Two years ago, the New Jersey Physician Workforce Task Force warned of a doctor shortage which would leave the state with 3,000 fewer doctors by 2020. Assemblywoman Amy Handlin (R-13), who serves on the Health & Senior Services Committee, tells NJ Today Managing Editor Mike Schneider that legislative proposals she set forth would help stop the state’s medical brain drain.
Handlin said the situation is worse than was reported, saying the state has a full-blown crisis on its hands with nearly 70 percent of newly-minted physicians electing to leave the state and establish practices elsewhere.
“These are physicians who have trained here but don’t want to work here while 1 out of every 10 currently practicing physicians is pulling up stakes and leaving New Jersey,” explained Handlin.
She said red tape and the fear of malpractice suits are making the healthcare situation in New Jersey unsustainable. “For instance, ob-gyns don’t want to deliver babies here because of the threat of junk lawsuits and primary care physicians like internists can’t pay their bills so they’re closing their doors,” she said, adding that “surgeons often times spend more time filing paperwork than they do in the operating room.”
Many of the conditions affecting physicians rest outside state control. Insurance companies and Medicare require significant paperwork and sets the reimbursement rate that doctors have to live by. Still, Handlin says there are measures the state can adopt to alleviate some of the burden.

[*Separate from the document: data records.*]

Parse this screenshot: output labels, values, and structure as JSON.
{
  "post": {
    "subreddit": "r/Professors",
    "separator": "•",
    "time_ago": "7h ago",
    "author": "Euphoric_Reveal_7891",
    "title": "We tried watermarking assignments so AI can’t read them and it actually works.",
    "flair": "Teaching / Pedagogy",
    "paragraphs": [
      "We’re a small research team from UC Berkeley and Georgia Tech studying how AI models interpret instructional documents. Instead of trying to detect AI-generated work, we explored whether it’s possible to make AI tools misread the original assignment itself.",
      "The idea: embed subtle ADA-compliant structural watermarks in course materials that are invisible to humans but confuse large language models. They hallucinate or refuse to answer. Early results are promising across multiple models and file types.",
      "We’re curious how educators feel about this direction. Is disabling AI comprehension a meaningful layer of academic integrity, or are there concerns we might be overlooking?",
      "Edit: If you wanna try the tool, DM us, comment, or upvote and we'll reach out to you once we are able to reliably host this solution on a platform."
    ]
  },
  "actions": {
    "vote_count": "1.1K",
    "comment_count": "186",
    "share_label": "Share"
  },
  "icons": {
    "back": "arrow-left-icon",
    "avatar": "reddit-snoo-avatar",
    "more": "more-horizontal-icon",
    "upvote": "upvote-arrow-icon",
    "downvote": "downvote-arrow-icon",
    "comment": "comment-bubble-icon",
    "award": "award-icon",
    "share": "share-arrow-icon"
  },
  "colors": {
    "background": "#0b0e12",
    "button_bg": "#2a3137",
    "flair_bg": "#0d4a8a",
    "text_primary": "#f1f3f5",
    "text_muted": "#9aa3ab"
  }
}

First, she says the state can ameliorate the bureaucratic constraints placed on physicians by reducing the paperwork requirements which are often unnecessarily repetitive.

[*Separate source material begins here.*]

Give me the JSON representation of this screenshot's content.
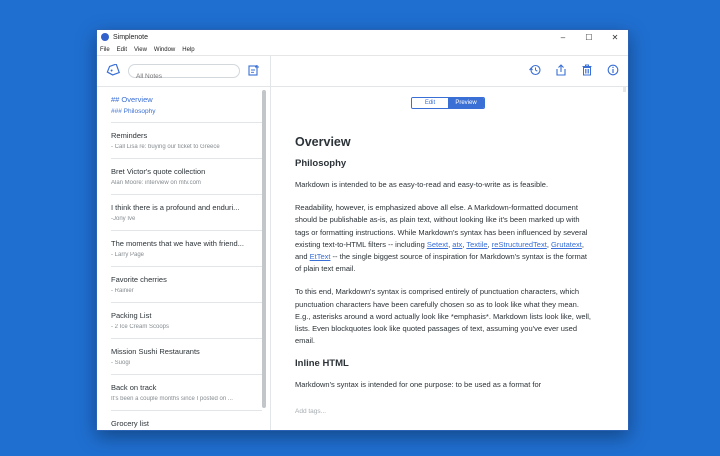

“Simple example — I become a physician, I apply to Washington for my license to prescribe drugs, I get the license from Washington. I then have to turn around file essentially the same forms to get the same license from Trenton which I then need to reproduce and duplicate, triplicate or quadruplicate depending on how many hospitals I practice at; and I have to do that year after year.”
She says a red tape review commission is going to scrutinize that regulation as well as as any others that will free up doctors to spend more time treating patients.
The second area of her proposal looks at the state’s malpractice insurance system which she says is affecting patient care.
“The threat of baseless litigation is so enormous that we have doctors being forced to make medical judgments while they’re looking over their shoulder at a hypothetical jury that could second guess every test they order and every procedure they do.”
So what’s Handlin’s solution? A new system called “early offer” that would provide the parties at the beginning of a legal process a voluntary option to negotiate a fair settlement. This way, “years and years of costly, unpredictable litigation which can end up bankrupting both sides is avoided,” she said.
Finally, the third remedy under the proposal would recognize doctors’ offices as small businesses. It’s a move that Handlin says would make them “eligible for some of the incentives through the New Jersey Business Employment Incentive program,” which acts to create jobs in the state.
Handlin says the chances of any of those proposals becoming realized are quite good because her legislative colleagues on the Democratic side are getting the same frantic calls from sick patients as she is.